Swimsuit season has arrived.
Last year, having gained some weight over the winter, I walked around with a sarong around my waist or skipped swimming altogether.
I vowed that this year would be different.
My goal: To fit into one of those smart-looking, long-torso, two-piece bathing suits.
I felt my goal was reasonable. I wasn't attempting to revert to some high school string bikini and thong mentality.
I simply wanted to look respectable in a classy two-piece suit.
Around Christmas, as my pants grew tighter and my belly began bulging over them, I decided it was time to start working on my goal.
Where to begin?
The once-over: A quick assessment while looking in the mirror told me anywhere would be a good place to start.
Instead of a "ripped" stomach, I had ripples.
Where hard, bulky bicep muscles should be, I had soft, hanging skin dripping below that kept flapping after my hand had stopped waving.
When laughing, an extra layer of skin formed around my neck -- otherwise known as a double chin.
And those weren't even my problem areas!
There was absolutely no defining point to show where my buttocks ended and my thighs began.
And on the thighs! Those massive, bumpy, bulging forms of cellulite. If painted, they could have performed in a Jell-O commercial.
I won't even discuss the upper torso. Needless to say, things weren't perky.
As I stood in front of that cruel mirror, I begin to lose hope. I certainly looked hopeless. (This, of course, made me crave a piece of chocolate cake.)
Instead, I determined to look on the bright side.
"Surely, this gravity stricken, bearer-of-four-children body has some good points," I said to myself, searching the mirror desperately.
To my joy, I was right.
I discovered I have great hands and very pretty feet. (For this, I felt I deserved a piece of chocolate cake!)
Exercise machine: Instead, I lumbered upstairs in search of the Nordic Skier I had used the last time I went through this crisis.
That was five months ago.
From then until now, I have faithfully "skied" everyday.
Each time I step onto the skier, the instructions taunt me, "Stop if you feel faint, dizzy or short of breath."
What is that, a joke?
For a while, it took me 30 minutes to ski 15 minutes because of breath breaks. Now, I do 30 in 30. I even bought a pair of 7-pound weights to help with the flapping skin under my arms.
As I ski, the sweat pouring profusely from every pore, I think of all those television commercials and radio ads that claim their weight product "takes weight off and keeps it off."
I contemplate drinking a chocolate shake and watching the weight melt away.
My favorite is the "lose weight while you sleep" remedy.

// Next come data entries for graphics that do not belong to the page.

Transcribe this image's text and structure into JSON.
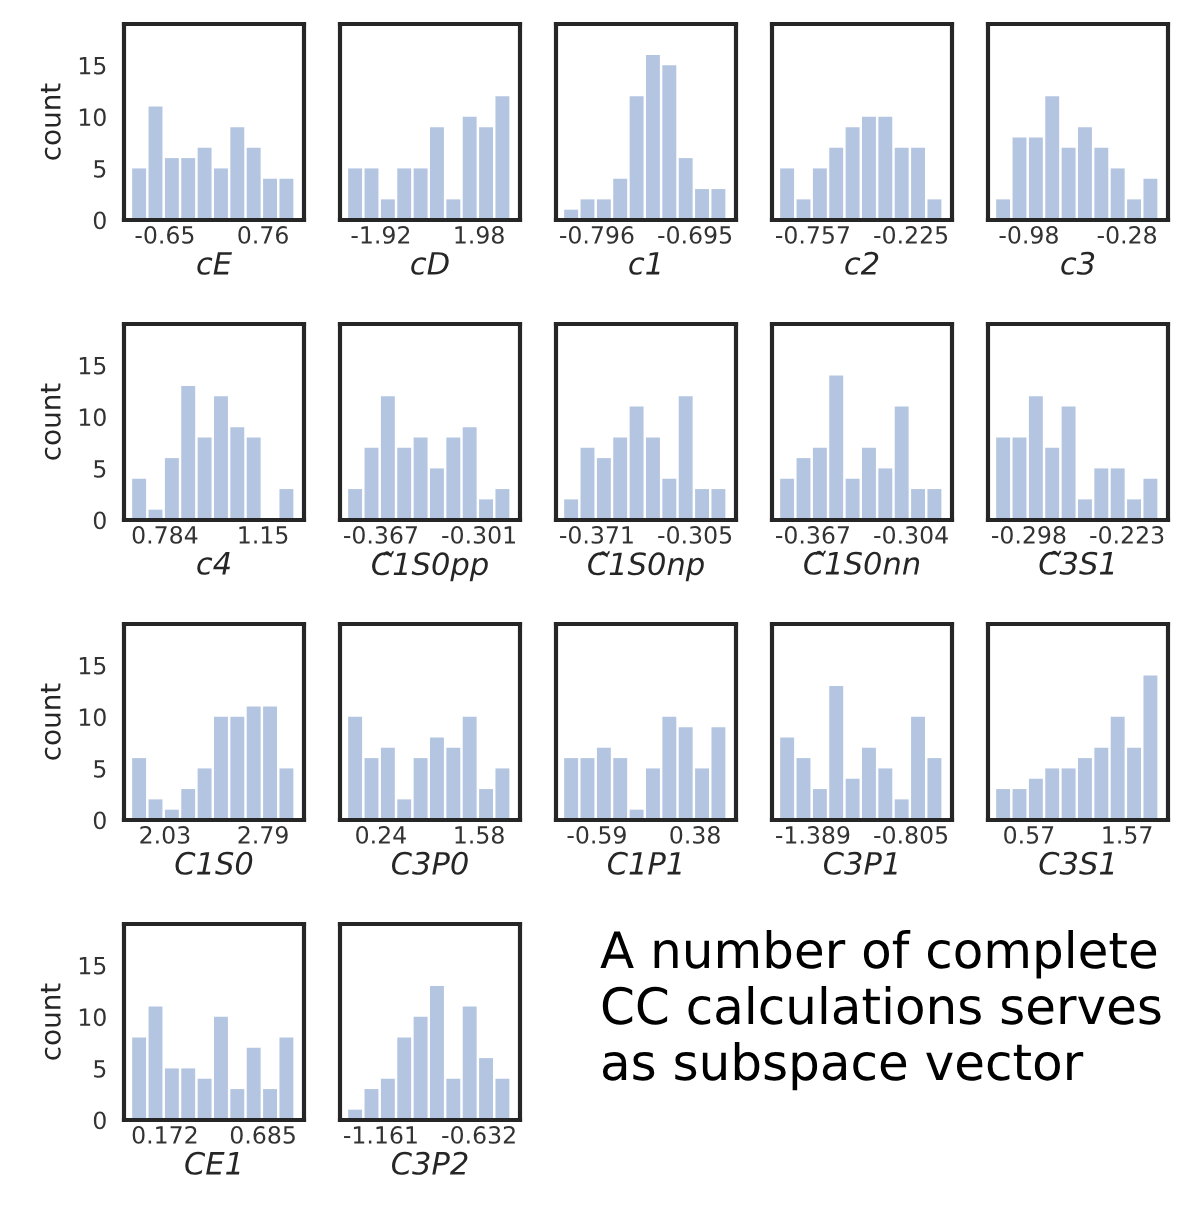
{
  "chart_data": [
    {
      "type": "histogram",
      "xlabel": "cE",
      "ylabel": "count",
      "bins": [
        -1.12,
        -0.885,
        -0.65,
        -0.415,
        -0.18,
        0.055,
        0.29,
        0.525,
        0.76,
        0.995,
        1.23
      ],
      "values": [
        5,
        11,
        6,
        6,
        7,
        5,
        9,
        7,
        4,
        4
      ],
      "color": "#b3c5e0",
      "xlim": [
        -1.2375,
        1.3475
      ],
      "xticks": [
        -0.65,
        0.76
      ],
      "ylim": [
        0,
        19
      ],
      "yticks": [
        0,
        5,
        10,
        15
      ]
    },
    {
      "type": "histogram",
      "xlabel": "cD",
      "bins": [
        -3.22,
        -2.57,
        -1.92,
        -1.27,
        -0.62,
        0.03,
        0.68,
        1.33,
        1.98,
        2.63,
        3.28
      ],
      "values": [
        5,
        5,
        2,
        5,
        5,
        9,
        2,
        10,
        9,
        12
      ],
      "color": "#b3c5e0",
      "xlim": [
        -3.545,
        3.605
      ],
      "xticks": [
        -1.92,
        1.98
      ],
      "ylim": [
        0,
        19
      ],
      "yticks": [
        0,
        5,
        10,
        15
      ],
      "tick_labels": "x"
    },
    {
      "type": "histogram",
      "xlabel": "c1",
      "bins": [
        -0.8297,
        -0.8128,
        -0.796,
        -0.7792,
        -0.7623,
        -0.7455,
        -0.7287,
        -0.7118,
        -0.695,
        -0.6782,
        -0.6613
      ],
      "values": [
        1,
        2,
        2,
        4,
        12,
        16,
        15,
        6,
        3,
        3
      ],
      "color": "#b3c5e0",
      "xlim": [
        -0.8381,
        -0.6529
      ],
      "xticks": [
        -0.796,
        -0.695
      ],
      "ylim": [
        0,
        19
      ],
      "yticks": [
        0,
        5,
        10,
        15
      ],
      "tick_labels": "x"
    },
    {
      "type": "histogram",
      "xlabel": "c2",
      "bins": [
        -0.9343,
        -0.8457,
        -0.757,
        -0.6683,
        -0.5797,
        -0.491,
        -0.4023,
        -0.3137,
        -0.225,
        -0.1363,
        -0.0477
      ],
      "values": [
        5,
        2,
        5,
        7,
        9,
        10,
        10,
        7,
        7,
        2
      ],
      "color": "#b3c5e0",
      "xlim": [
        -0.9786,
        -0.0034
      ],
      "xticks": [
        -0.757,
        -0.225
      ],
      "ylim": [
        0,
        19
      ],
      "yticks": [
        0,
        5,
        10,
        15
      ],
      "tick_labels": "x"
    },
    {
      "type": "histogram",
      "xlabel": "c3",
      "bins": [
        -1.2133,
        -1.0967,
        -0.98,
        -0.8633,
        -0.7467,
        -0.63,
        -0.5133,
        -0.3967,
        -0.28,
        -0.1633,
        -0.0467
      ],
      "values": [
        2,
        8,
        8,
        12,
        7,
        9,
        7,
        5,
        2,
        4
      ],
      "color": "#b3c5e0",
      "xlim": [
        -1.2716,
        0.0116
      ],
      "xticks": [
        -0.98,
        -0.28
      ],
      "ylim": [
        0,
        19
      ],
      "yticks": [
        0,
        5,
        10,
        15
      ],
      "tick_labels": "x"
    },
    {
      "type": "histogram",
      "xlabel": "c4",
      "ylabel": "count",
      "bins": [
        0.662,
        0.723,
        0.784,
        0.845,
        0.906,
        0.967,
        1.028,
        1.089,
        1.15,
        1.211,
        1.272
      ],
      "values": [
        4,
        1,
        6,
        13,
        8,
        12,
        9,
        8,
        0,
        3
      ],
      "color": "#b3c5e0",
      "xlim": [
        0.6315,
        1.3025
      ],
      "xticks": [
        0.784,
        1.15
      ],
      "ylim": [
        0,
        19
      ],
      "yticks": [
        0,
        5,
        10,
        15
      ]
    },
    {
      "type": "histogram",
      "xlabel": "C̃1S0pp",
      "bins": [
        -0.389,
        -0.378,
        -0.367,
        -0.356,
        -0.345,
        -0.334,
        -0.323,
        -0.312,
        -0.301,
        -0.29,
        -0.279
      ],
      "values": [
        3,
        7,
        12,
        7,
        8,
        5,
        8,
        9,
        2,
        3
      ],
      "color": "#b3c5e0",
      "xlim": [
        -0.3945,
        -0.2735
      ],
      "xticks": [
        -0.367,
        -0.301
      ],
      "ylim": [
        0,
        19
      ],
      "yticks": [
        0,
        5,
        10,
        15
      ],
      "tick_labels": "x"
    },
    {
      "type": "histogram",
      "xlabel": "C̃1S0np",
      "bins": [
        -0.393,
        -0.382,
        -0.371,
        -0.36,
        -0.349,
        -0.338,
        -0.327,
        -0.316,
        -0.305,
        -0.294,
        -0.283
      ],
      "values": [
        2,
        7,
        6,
        8,
        11,
        8,
        4,
        12,
        3,
        3
      ],
      "color": "#b3c5e0",
      "xlim": [
        -0.3985,
        -0.2775
      ],
      "xticks": [
        -0.371,
        -0.305
      ],
      "ylim": [
        0,
        19
      ],
      "yticks": [
        0,
        5,
        10,
        15
      ],
      "tick_labels": "x"
    },
    {
      "type": "histogram",
      "xlabel": "C̃1S0nn",
      "bins": [
        -0.388,
        -0.3775,
        -0.367,
        -0.3565,
        -0.346,
        -0.3355,
        -0.325,
        -0.3145,
        -0.304,
        -0.2935,
        -0.283
      ],
      "values": [
        4,
        6,
        7,
        14,
        4,
        7,
        5,
        11,
        3,
        3
      ],
      "color": "#b3c5e0",
      "xlim": [
        -0.39325,
        -0.27775
      ],
      "xticks": [
        -0.367,
        -0.304
      ],
      "ylim": [
        0,
        19
      ],
      "yticks": [
        0,
        5,
        10,
        15
      ],
      "tick_labels": "x"
    },
    {
      "type": "histogram",
      "xlabel": "C̃3S1",
      "bins": [
        -0.323,
        -0.3105,
        -0.298,
        -0.2855,
        -0.273,
        -0.2605,
        -0.248,
        -0.2355,
        -0.223,
        -0.2105,
        -0.198
      ],
      "values": [
        8,
        8,
        12,
        7,
        11,
        2,
        5,
        5,
        2,
        4
      ],
      "color": "#b3c5e0",
      "xlim": [
        -0.32925,
        -0.19175
      ],
      "xticks": [
        -0.298,
        -0.223
      ],
      "ylim": [
        0,
        19
      ],
      "yticks": [
        0,
        5,
        10,
        15
      ],
      "tick_labels": "x"
    },
    {
      "type": "histogram",
      "xlabel": "C1S0",
      "ylabel": "count",
      "bins": [
        1.7767,
        1.9033,
        2.03,
        2.1567,
        2.2833,
        2.41,
        2.5367,
        2.6633,
        2.79,
        2.9167,
        3.0433
      ],
      "values": [
        6,
        2,
        1,
        3,
        5,
        10,
        10,
        11,
        11,
        5
      ],
      "color": "#b3c5e0",
      "xlim": [
        1.7134,
        3.1066
      ],
      "xticks": [
        2.03,
        2.79
      ],
      "ylim": [
        0,
        19
      ],
      "yticks": [
        0,
        5,
        10,
        15
      ]
    },
    {
      "type": "histogram",
      "xlabel": "C3P0",
      "bins": [
        -0.2067,
        0.0167,
        0.24,
        0.4633,
        0.6867,
        0.91,
        1.1333,
        1.3567,
        1.58,
        1.8033,
        2.0267
      ],
      "values": [
        10,
        6,
        7,
        2,
        6,
        8,
        7,
        10,
        3,
        5
      ],
      "color": "#b3c5e0",
      "xlim": [
        -0.3184,
        2.1384
      ],
      "xticks": [
        0.24,
        1.58
      ],
      "ylim": [
        0,
        19
      ],
      "yticks": [
        0,
        5,
        10,
        15
      ],
      "tick_labels": "x"
    },
    {
      "type": "histogram",
      "xlabel": "C1P1",
      "bins": [
        -0.9133,
        -0.7517,
        -0.59,
        -0.4283,
        -0.2667,
        -0.105,
        0.0567,
        0.2183,
        0.38,
        0.5417,
        0.7033
      ],
      "values": [
        6,
        6,
        7,
        6,
        1,
        5,
        10,
        9,
        5,
        9
      ],
      "color": "#b3c5e0",
      "xlim": [
        -0.9941,
        0.7841
      ],
      "xticks": [
        -0.59,
        0.38
      ],
      "ylim": [
        0,
        19
      ],
      "yticks": [
        0,
        5,
        10,
        15
      ],
      "tick_labels": "x"
    },
    {
      "type": "histogram",
      "xlabel": "C3P1",
      "bins": [
        -1.5837,
        -1.4863,
        -1.389,
        -1.2917,
        -1.1943,
        -1.097,
        -0.9997,
        -0.9023,
        -0.805,
        -0.7077,
        -0.6103
      ],
      "values": [
        8,
        6,
        3,
        13,
        4,
        7,
        5,
        2,
        10,
        6
      ],
      "color": "#b3c5e0",
      "xlim": [
        -1.6324,
        -0.5616
      ],
      "xticks": [
        -1.389,
        -0.805
      ],
      "ylim": [
        0,
        19
      ],
      "yticks": [
        0,
        5,
        10,
        15
      ],
      "tick_labels": "x"
    },
    {
      "type": "histogram",
      "xlabel": "C3S1",
      "bins": [
        0.2367,
        0.4033,
        0.57,
        0.7367,
        0.9033,
        1.07,
        1.2367,
        1.4033,
        1.57,
        1.7367,
        1.9033
      ],
      "values": [
        3,
        3,
        4,
        5,
        5,
        6,
        7,
        10,
        7,
        14
      ],
      "color": "#b3c5e0",
      "xlim": [
        0.1534,
        1.9866
      ],
      "xticks": [
        0.57,
        1.57
      ],
      "ylim": [
        0,
        19
      ],
      "yticks": [
        0,
        5,
        10,
        15
      ],
      "tick_labels": "x"
    },
    {
      "type": "histogram",
      "xlabel": "CE1",
      "ylabel": "count",
      "bins": [
        0.001,
        0.0865,
        0.172,
        0.2575,
        0.343,
        0.4285,
        0.514,
        0.5995,
        0.685,
        0.7705,
        0.856
      ],
      "values": [
        8,
        11,
        5,
        5,
        4,
        10,
        3,
        7,
        3,
        8
      ],
      "color": "#b3c5e0",
      "xlim": [
        -0.0418,
        0.8988
      ],
      "xticks": [
        0.172,
        0.685
      ],
      "ylim": [
        0,
        19
      ],
      "yticks": [
        0,
        5,
        10,
        15
      ]
    },
    {
      "type": "histogram",
      "xlabel": "C3P2",
      "bins": [
        -1.3373,
        -1.2492,
        -1.161,
        -1.0728,
        -0.9847,
        -0.8965,
        -0.8083,
        -0.7202,
        -0.632,
        -0.5438,
        -0.4557
      ],
      "values": [
        1,
        3,
        4,
        8,
        10,
        13,
        4,
        11,
        6,
        4
      ],
      "color": "#b3c5e0",
      "xlim": [
        -1.3814,
        -0.4116
      ],
      "xticks": [
        -1.161,
        -0.632
      ],
      "ylim": [
        0,
        19
      ],
      "yticks": [
        0,
        5,
        10,
        15
      ],
      "tick_labels": "x"
    },
    {
      "type": "other",
      "annotations": [
        "A number of complete CC calculations serves as subspace vector"
      ]
    }
  ]
}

For some reason, I have chosen to subscribe to the "no pain, no gain" method.
My children have learned not to come near me when I am on this torture mill.
They can tell by my look of torment that it is not a good time to talk. Those that have tried, find that I have no breath to answer them anyway.
Results: So, what are the results of my five months of pain and suffering?
On the upside, my parts are no longer "jiggly," they are more of a "mushy" texture. (In my opinion, everything should be steel by now!)
On the downside, I have gained 10 pounds.
My fit and trim friend tells me that it is because muscle weighs more than fat.
Is there a scale that can prove that?
To add insult to injury, the smart, two-piece bathing suit I saw in a catalog and fell in love with arrived.
It doesn't fit.
Is there a swimsuit anywhere that accents great hands and pretty feet?